Martin Luther King Jr.’s children called the museum with an intriguing invitation.
They had something they knew the National Museum of African American History and Culture wanted. So in January, curator Rex Ellis headed to Atlanta, slipped on a pair of white gloves, and carefully turned the pages of King’s traveling Bible. The public last saw it during President Obama’s second inauguration when it was borrowed from the family.
“It was heavier than I thought it would be,” remembers Ellis, the museum’s associate director of curatorial affairs. “Not only was it the weight of the object itself but the weight of what it was. You’re holding it like it’s a baby. I was uncomfortable holding it for long.”

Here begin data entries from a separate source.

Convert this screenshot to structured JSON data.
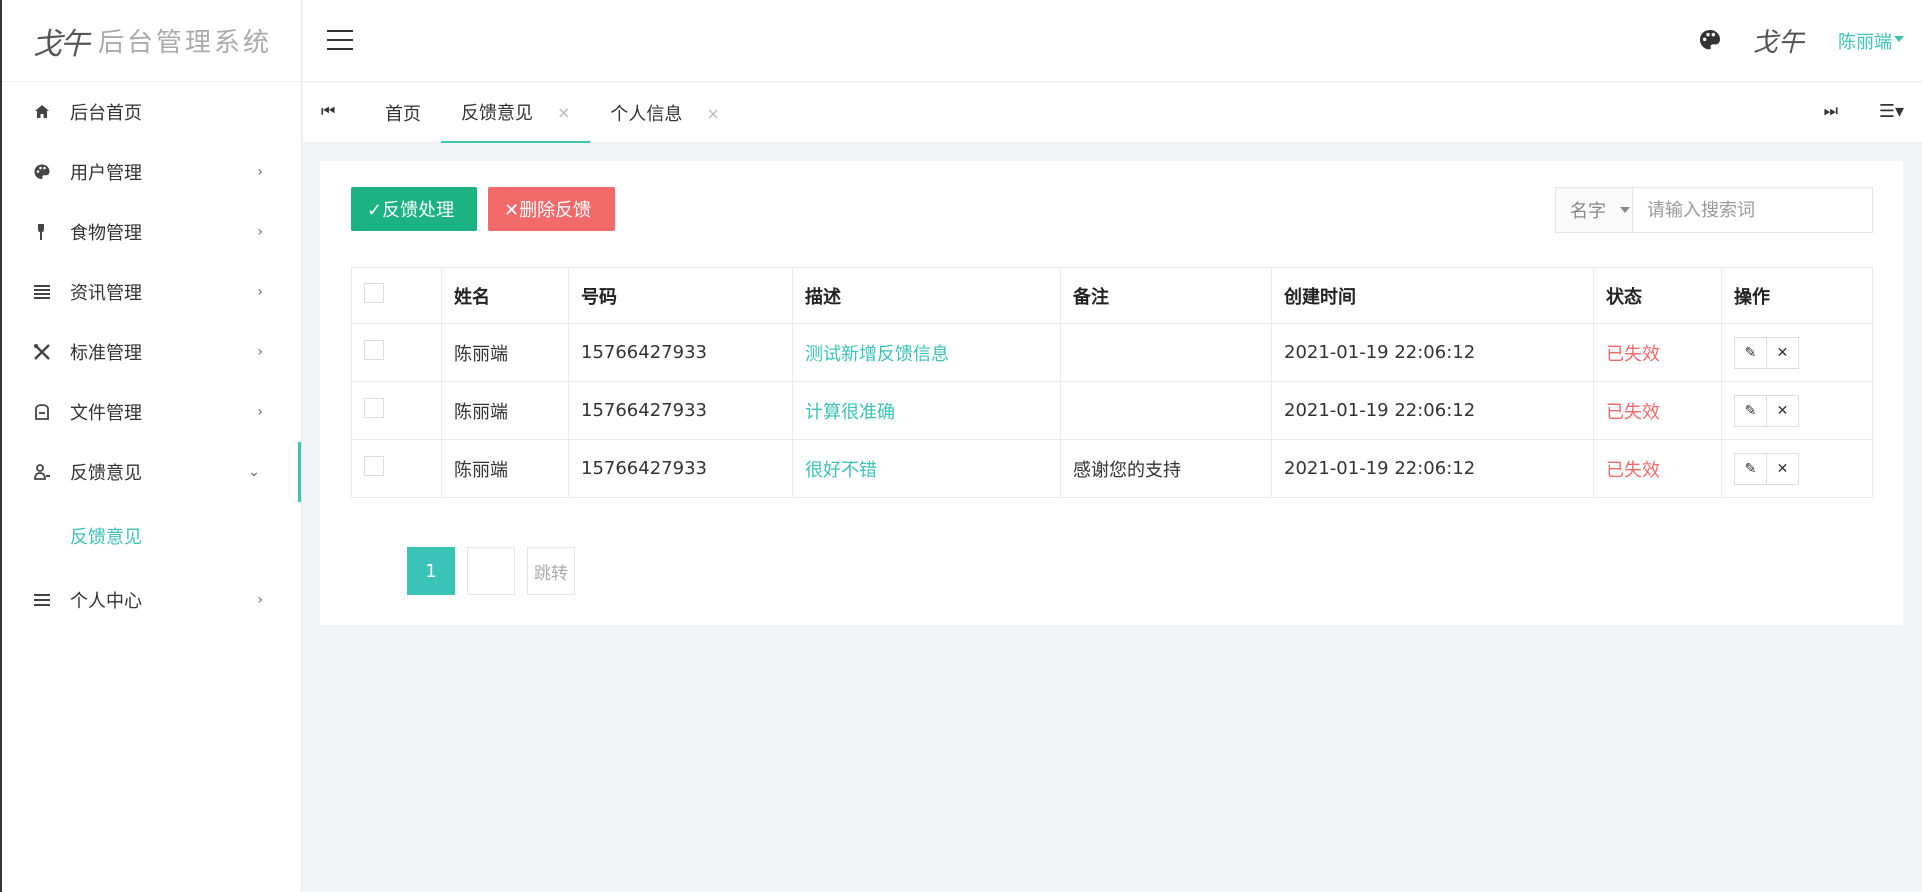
{
  "logo": {
    "mark": "戈午",
    "title": "后台管理系统"
  },
  "sidebar": {
    "items": [
      {
        "label": "后台首页",
        "icon": "home-icon"
      },
      {
        "label": "用户管理",
        "icon": "palette-icon",
        "arrow": "›"
      },
      {
        "label": "食物管理",
        "icon": "fork-icon",
        "arrow": "›"
      },
      {
        "label": "资讯管理",
        "icon": "list-icon",
        "arrow": "›"
      },
      {
        "label": "标准管理",
        "icon": "tools-icon",
        "arrow": "›"
      },
      {
        "label": "文件管理",
        "icon": "file-icon",
        "arrow": "›"
      },
      {
        "label": "反馈意见",
        "icon": "user-feedback-icon",
        "arrow": "⌄"
      },
      {
        "label": "个人中心",
        "icon": "menu-icon",
        "arrow": "›"
      }
    ],
    "submenu": {
      "label": "反馈意见"
    }
  },
  "header": {
    "avatar_text": "戈午",
    "user_name": "陈丽端"
  },
  "tabs": [
    {
      "label": "首页"
    },
    {
      "label": "反馈意见",
      "close": "×"
    },
    {
      "label": "个人信息",
      "close": "×"
    }
  ],
  "toolbar": {
    "process_label": "✓反馈处理",
    "delete_label": "✕删除反馈",
    "search_field": "名字",
    "search_placeholder": "请输入搜索词"
  },
  "table": {
    "headers": [
      "姓名",
      "号码",
      "描述",
      "备注",
      "创建时间",
      "状态",
      "操作"
    ],
    "rows": [
      {
        "name": "陈丽端",
        "phone": "15766427933",
        "desc": "测试新增反馈信息",
        "note": "",
        "time": "2021-01-19 22:06:12",
        "status": "已失效"
      },
      {
        "name": "陈丽端",
        "phone": "15766427933",
        "desc": "计算很准确",
        "note": "",
        "time": "2021-01-19 22:06:12",
        "status": "已失效"
      },
      {
        "name": "陈丽端",
        "phone": "15766427933",
        "desc": "很好不错",
        "note": "感谢您的支持",
        "time": "2021-01-19 22:06:12",
        "status": "已失效"
      }
    ]
  },
  "pager": {
    "current": "1",
    "go_label": "跳转"
  },
  "colors": {
    "accent": "#3cc3b7",
    "success": "#1ab381",
    "danger": "#f36a6a"
  }
}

Ellis and his colleagues didn’t hold it for long. The half-hour meeting with Martin III ended without a loan, a gift or any other promises. The Bible and a second key item, the Nobel Peace Prize awarded to King in 1964, were placed back into a bank vault.
When the museum opens Sept. 24, no major artifacts from the Civil Rights icon will be on display.
“It’s outrageous,” said Clarence Jones, the former King attorney who filed the copyright for his “I Have a Dream” speech in 1963. “This is the Smithsonian. This is not just another party. This is one of the most important institutions now in the 21st century. And this is probably the greatest Civil Rights leader in the 20th century. I find it shameful and I’m sad.”
Jones doesn’t blame the museum’s curators, instead focusing on the widely known obstacle historians, filmmakers and others have faced for years: King’s children, Bernice, Martin III and Dexter.